È un ispirato connubio di parole e chitarra questo self-titled di Mr. Milk.
Al primo ascolto superficiale, quest’album di Mr. Milk parrebbe l’opera del solito songwriter di turno. Sorprendente, invece, pensare che questo ragazzotto venga dalla provincia di Salerno.
Eterea ma al contempo intima, tale è la riflessione che suscita l’ascolto dei dodici pezzi che compongono l’album, sospesi tra una tenue malinconia e un flebile afflato di speranza, poco più di trenta minuti in cui i versi sussurrati dell’autore s’intrecciano delicatamente con le note dei suoi arpeggi, essenziali ma non per questo privi d’ispirazione.

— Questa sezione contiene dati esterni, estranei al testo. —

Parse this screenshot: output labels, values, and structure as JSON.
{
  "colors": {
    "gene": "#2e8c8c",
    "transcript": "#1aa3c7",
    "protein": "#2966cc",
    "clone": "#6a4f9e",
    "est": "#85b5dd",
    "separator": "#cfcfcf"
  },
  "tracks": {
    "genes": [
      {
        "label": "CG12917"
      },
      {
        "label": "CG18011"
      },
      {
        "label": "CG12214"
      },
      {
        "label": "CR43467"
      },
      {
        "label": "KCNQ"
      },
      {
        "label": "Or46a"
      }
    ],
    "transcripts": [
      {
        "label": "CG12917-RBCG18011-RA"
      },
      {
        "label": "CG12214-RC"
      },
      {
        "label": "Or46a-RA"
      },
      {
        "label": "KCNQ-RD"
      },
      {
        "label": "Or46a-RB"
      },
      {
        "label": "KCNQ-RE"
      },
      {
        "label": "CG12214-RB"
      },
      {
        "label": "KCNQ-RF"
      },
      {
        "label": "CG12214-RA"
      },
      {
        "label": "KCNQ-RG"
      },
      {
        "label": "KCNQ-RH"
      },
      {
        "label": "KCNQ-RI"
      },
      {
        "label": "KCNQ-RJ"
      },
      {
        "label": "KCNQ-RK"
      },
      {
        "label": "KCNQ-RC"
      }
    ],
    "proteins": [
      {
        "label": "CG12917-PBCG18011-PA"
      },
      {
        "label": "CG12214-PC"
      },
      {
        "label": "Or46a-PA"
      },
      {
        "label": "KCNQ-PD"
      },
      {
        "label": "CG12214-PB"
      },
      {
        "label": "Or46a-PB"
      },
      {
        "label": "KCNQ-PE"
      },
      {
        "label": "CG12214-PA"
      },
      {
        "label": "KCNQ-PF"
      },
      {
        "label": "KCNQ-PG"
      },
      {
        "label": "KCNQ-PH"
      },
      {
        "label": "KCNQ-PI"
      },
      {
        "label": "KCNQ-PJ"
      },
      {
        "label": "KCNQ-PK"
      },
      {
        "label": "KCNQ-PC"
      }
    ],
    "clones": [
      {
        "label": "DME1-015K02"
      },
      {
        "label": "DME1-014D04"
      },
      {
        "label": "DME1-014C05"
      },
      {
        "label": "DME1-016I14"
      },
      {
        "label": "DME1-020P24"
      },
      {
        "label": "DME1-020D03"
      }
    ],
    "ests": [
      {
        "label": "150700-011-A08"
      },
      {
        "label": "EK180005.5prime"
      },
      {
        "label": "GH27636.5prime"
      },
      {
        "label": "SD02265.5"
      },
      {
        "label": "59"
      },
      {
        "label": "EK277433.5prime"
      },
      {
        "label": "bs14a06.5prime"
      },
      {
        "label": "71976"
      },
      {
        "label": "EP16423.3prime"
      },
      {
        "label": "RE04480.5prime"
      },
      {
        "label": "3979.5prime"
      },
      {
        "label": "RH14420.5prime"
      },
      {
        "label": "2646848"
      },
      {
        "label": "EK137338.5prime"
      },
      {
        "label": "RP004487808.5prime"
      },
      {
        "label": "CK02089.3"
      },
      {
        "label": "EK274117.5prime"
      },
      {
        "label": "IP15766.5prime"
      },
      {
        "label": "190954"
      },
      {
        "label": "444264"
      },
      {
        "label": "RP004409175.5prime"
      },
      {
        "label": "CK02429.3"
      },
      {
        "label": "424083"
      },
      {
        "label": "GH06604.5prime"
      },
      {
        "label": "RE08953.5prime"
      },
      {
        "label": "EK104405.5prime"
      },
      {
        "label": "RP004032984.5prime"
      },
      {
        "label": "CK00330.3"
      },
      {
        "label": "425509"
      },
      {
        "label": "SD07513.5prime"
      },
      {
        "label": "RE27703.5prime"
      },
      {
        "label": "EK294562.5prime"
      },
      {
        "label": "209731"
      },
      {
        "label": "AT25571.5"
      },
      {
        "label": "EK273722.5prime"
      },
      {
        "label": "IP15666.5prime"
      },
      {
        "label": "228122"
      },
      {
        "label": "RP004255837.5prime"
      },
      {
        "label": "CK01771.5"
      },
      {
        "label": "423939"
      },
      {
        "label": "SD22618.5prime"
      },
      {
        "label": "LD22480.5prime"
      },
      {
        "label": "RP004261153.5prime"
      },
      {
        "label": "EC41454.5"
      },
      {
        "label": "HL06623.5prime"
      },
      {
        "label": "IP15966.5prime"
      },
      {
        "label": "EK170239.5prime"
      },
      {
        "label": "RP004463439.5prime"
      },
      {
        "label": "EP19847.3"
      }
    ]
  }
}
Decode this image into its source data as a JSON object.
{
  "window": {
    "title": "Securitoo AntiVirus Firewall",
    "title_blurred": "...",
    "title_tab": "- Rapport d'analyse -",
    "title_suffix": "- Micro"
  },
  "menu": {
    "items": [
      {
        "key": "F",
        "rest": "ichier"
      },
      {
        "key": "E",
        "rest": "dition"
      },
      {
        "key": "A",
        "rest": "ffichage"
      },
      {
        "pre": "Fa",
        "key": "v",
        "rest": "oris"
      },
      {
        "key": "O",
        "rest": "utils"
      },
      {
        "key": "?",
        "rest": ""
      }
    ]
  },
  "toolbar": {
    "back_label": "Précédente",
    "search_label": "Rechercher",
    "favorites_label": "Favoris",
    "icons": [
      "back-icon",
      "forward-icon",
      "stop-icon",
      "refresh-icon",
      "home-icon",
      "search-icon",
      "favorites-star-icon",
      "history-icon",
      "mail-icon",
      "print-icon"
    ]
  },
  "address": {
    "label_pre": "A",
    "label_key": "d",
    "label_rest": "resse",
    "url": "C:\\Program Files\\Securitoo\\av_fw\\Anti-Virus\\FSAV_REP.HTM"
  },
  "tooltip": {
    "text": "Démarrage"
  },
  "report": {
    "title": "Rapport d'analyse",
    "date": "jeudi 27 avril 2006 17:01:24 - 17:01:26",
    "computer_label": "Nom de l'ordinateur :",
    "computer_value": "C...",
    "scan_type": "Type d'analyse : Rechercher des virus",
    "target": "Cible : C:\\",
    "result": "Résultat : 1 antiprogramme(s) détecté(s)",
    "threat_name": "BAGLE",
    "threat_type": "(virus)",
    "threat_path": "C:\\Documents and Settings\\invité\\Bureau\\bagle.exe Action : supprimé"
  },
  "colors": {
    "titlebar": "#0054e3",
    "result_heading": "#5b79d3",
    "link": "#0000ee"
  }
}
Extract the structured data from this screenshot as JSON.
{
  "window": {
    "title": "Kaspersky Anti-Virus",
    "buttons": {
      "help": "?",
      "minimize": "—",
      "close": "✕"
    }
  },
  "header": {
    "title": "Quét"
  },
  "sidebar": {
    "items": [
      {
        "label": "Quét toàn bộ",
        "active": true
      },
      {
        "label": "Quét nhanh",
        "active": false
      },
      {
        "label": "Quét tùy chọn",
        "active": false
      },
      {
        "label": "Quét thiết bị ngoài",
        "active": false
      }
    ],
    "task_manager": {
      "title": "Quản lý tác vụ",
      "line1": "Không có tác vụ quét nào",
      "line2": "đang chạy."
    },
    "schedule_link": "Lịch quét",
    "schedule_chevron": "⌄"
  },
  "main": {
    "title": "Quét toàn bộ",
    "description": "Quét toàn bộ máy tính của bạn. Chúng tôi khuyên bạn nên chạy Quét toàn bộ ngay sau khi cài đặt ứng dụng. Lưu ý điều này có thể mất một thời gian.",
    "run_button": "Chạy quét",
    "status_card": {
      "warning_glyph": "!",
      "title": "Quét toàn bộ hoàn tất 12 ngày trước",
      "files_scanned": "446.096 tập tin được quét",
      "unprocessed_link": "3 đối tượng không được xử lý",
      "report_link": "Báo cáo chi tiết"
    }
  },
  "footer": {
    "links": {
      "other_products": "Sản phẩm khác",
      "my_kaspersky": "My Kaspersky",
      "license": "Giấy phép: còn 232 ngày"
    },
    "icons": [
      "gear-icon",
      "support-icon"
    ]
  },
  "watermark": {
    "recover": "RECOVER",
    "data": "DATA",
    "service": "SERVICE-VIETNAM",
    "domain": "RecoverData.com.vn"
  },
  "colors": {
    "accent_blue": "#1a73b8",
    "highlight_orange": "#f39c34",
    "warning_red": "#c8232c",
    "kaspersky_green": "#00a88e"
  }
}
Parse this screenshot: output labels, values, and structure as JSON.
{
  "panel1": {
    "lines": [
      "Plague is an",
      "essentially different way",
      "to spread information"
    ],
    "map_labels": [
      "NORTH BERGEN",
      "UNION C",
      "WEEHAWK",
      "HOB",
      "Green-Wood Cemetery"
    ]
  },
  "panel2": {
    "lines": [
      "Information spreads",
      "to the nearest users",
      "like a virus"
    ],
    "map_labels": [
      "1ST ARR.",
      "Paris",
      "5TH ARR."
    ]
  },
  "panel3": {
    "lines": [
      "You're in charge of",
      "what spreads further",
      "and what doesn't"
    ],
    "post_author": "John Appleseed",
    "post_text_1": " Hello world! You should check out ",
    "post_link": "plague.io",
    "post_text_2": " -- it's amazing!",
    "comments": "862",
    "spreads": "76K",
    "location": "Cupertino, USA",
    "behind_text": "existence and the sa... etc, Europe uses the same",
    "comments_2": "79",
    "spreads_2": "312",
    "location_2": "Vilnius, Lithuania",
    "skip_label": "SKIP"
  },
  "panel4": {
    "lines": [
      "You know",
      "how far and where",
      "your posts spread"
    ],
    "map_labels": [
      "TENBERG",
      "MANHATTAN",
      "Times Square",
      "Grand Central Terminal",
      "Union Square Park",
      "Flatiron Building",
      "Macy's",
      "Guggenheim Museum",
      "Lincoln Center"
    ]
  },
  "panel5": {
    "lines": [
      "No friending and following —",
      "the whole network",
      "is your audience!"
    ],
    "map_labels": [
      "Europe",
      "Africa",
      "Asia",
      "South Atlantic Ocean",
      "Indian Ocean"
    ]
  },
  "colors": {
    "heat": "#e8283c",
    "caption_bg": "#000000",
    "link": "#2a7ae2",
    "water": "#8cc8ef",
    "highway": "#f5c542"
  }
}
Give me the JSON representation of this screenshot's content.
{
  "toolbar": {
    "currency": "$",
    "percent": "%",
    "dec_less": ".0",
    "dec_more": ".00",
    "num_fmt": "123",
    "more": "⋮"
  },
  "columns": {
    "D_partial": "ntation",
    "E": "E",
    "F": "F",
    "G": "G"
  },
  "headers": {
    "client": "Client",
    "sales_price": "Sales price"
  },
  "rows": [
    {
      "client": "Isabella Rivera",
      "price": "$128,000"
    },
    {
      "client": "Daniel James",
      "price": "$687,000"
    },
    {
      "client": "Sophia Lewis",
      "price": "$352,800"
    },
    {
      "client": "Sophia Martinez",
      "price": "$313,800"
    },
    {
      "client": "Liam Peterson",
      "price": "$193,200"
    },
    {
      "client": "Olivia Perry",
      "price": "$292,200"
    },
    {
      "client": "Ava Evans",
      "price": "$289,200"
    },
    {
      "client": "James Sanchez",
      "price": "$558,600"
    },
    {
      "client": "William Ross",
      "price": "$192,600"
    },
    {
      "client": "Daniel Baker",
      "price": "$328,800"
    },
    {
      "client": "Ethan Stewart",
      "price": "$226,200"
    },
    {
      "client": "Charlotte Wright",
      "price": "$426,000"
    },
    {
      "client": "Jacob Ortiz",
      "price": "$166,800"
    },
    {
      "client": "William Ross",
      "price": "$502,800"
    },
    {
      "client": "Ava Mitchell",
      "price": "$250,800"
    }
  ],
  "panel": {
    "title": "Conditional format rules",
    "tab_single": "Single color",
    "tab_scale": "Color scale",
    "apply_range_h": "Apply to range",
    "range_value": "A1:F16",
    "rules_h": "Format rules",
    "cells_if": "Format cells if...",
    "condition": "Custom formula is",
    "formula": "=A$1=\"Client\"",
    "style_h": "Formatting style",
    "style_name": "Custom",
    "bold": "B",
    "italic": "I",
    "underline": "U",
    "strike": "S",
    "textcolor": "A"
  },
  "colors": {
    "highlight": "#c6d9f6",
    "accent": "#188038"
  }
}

Una volta terminato, è facile assecondare la tentazione di riascoltarlo una volta e una volta ancora, perché la sensazione di non essere riusciti a percepirne in toto l’essenza è un rovello insistente, ma invece è tutto lì, essenziale come l’artwork che l’accompagna, una copertina che pare la pagina di un moleskine, con i testi e i titoli scritti sulle ginocchia come sbilenca base d’appoggio e una piccola caricatura a rappresentare il tutto.
È un disco che scorre, senza avere la possibilità di accorgersene, per merito della completa omogeneità dei pezzi incastrati l’un l’altro; e se da un lato aiutano l’ascoltatore ad immergersi nel clima nostalgico dell’album dall’altro rievocano i lavori del camaleontico Nick Drake, del più introspettivo Conor Oberst e del sentimentalismo di Dallas Green.
Questo del Signor Latte è in definitiva un album genuinamente maturo, dove risuonano all’unisono le premesse promettenti per dei lavori futuri, speriamo con un pizzico d’innovazione in più.